Les sénateurs ont adopté, mardi 7 novembre, la suppression de l’aide médicale d’État (AME), réservée aux sans-papiers, à l’occasion de l’examen du projet de loi « immigration ». Le Sénat lui a substitué une « aide médicale d’urgence ». Le gouvernement ne s’est pas prononcé contre.

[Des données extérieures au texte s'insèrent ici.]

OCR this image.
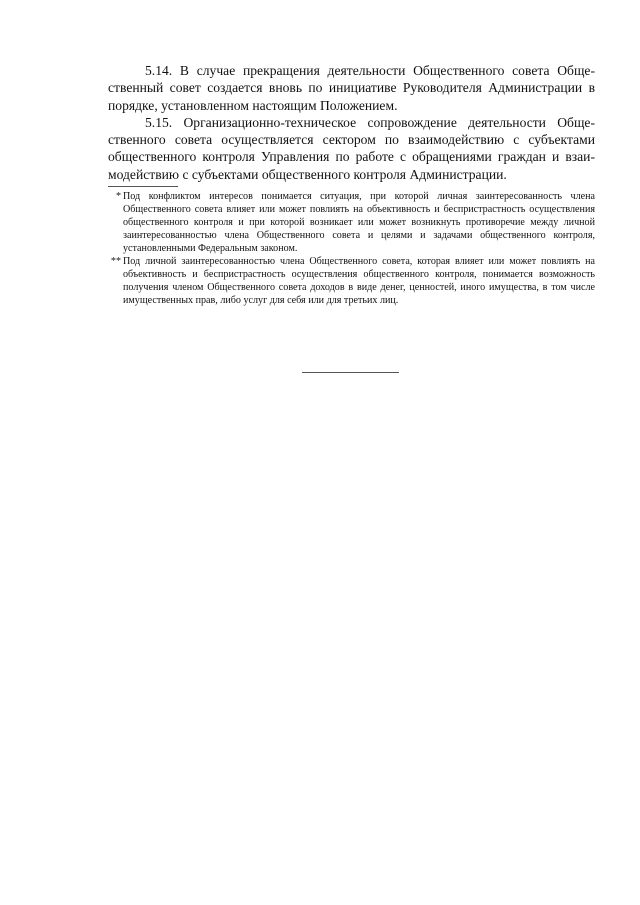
5.14. В случае прекращения деятельности Общественного совета Общественный совет создается вновь по инициативе Руководителя Администрации в порядке, установленном настоящим Положением.

5.15. Организационно-техническое сопровождение деятельности Общественного совета осуществляется сектором по взаимодействию с субъектами общественного контроля Управления по работе с обращениями граждан и взаимодействию с субъектами общественного контроля Администрации.

* Под конфликтом интересов понимается ситуация, при которой личная заинтересованность члена Общественного совета влияет или может повлиять на объективность и беспристрастность осуществления общественного контроля и при которой возникает или может возникнуть противоречие между личной заинтересованностью члена Общественного совета и целями и задачами общественного контроля, установленными Федеральным законом.
** Под личной заинтересованностью члена Общественного совета, которая влияет или может повлиять на объективность и беспристрастность осуществления общественного контроля, понимается возможность получения членом Общественного совета доходов в виде денег, ценностей, иного имущества, в том числе имущественных прав, либо услуг для себя или для третьих лиц.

Par 200 voix pour et 136 contre, les sénateurs se sont en effet prononcés pour la suppression du dispositif, réservé aux sans-papiers, à l’occasion de l’examen du projet de loi « immigration ». Le Sénat lui a substitué une « aide médicale d’urgence ». Cette suppression pourra toutefois encore être retoquée lors de l’examen du texte à l’Assemblée nationale à partir du 11 novembre.
« Une faute sanitaire, morale et économique »
L’adoption de l’article de suppression de l’AME a fortement fait réagir les parlementaires de gauche. « Ça coûtera plus cher et ça met tout le monde en danger, mais par pur dogmatisme, par haine de l’étranger, la droite sénatoriale, main dans la main avec l’extrême droite, a décidé de voter pour supprimer l’aide médicale d’état » fustige sur X (ex-Twitter) Mélanie Vogel, sénatrice écologiste des Français de l’étranger. « Soigner les gens quand ils sont malades, cela fait partie des questions qui ne devraient même pas susciter de débat entre nous », s’inquiète Ian Brossat, sénateur communiste de Paris, qui rappelait dans un entretien pour l’Humanité que la loi immigration de Gérald Darmanin reprenait « tous les poncifs de la droite et de l’extrême droite sur ce sujet, en présentant l’immigration comme une menace. »
Cette suppression constitue pour Bernard Jomier, sénateur écologiste de Paris apparenté socialiste et Médecin généraliste, « une faute sanitaire, morale et économique ». En effet, l’argumentaire développé par les partisans de la suppression de l’AME gravitait autour d’une rhétorique raciste prétendant que le dispositif était sujet à nombre d’abus et encourageait les personnes sans-papiers à « profiter » du système de santé français. Pourtant, il n’en est rien, selon le rapport Evin-Stefanini. Missionnés par Élisabeth Borne en personne, Patrick Stefanini et Claude Evin précisent même que 50 % des étrangers qui pourraient y prétendre n’en font pas la demande. La Première ministre elle-même n’était pas favorable à la suppression de l’AME. Mais le gouvernement ne s’est pas opposé à la proposition de la majorité sénatoriale. La ministre déléguée aux professions de santé, Agnès Firmin Le Bodo, a argué du fait que cette réforme « n’a rien à faire » dans le projet de loi pour justifier l’abstention de l’exécutif.
Si elle entrait en vigueur, l’aide médicale d’urgence votée mardi 7 novembre serait « recentrée » sur la prise en charge « des maladies graves et des douleurs aiguës », ainsi que de la prophylaxie, réduisant le panier de soins actuellement accordé à quelque 400 000 bénéficiaires.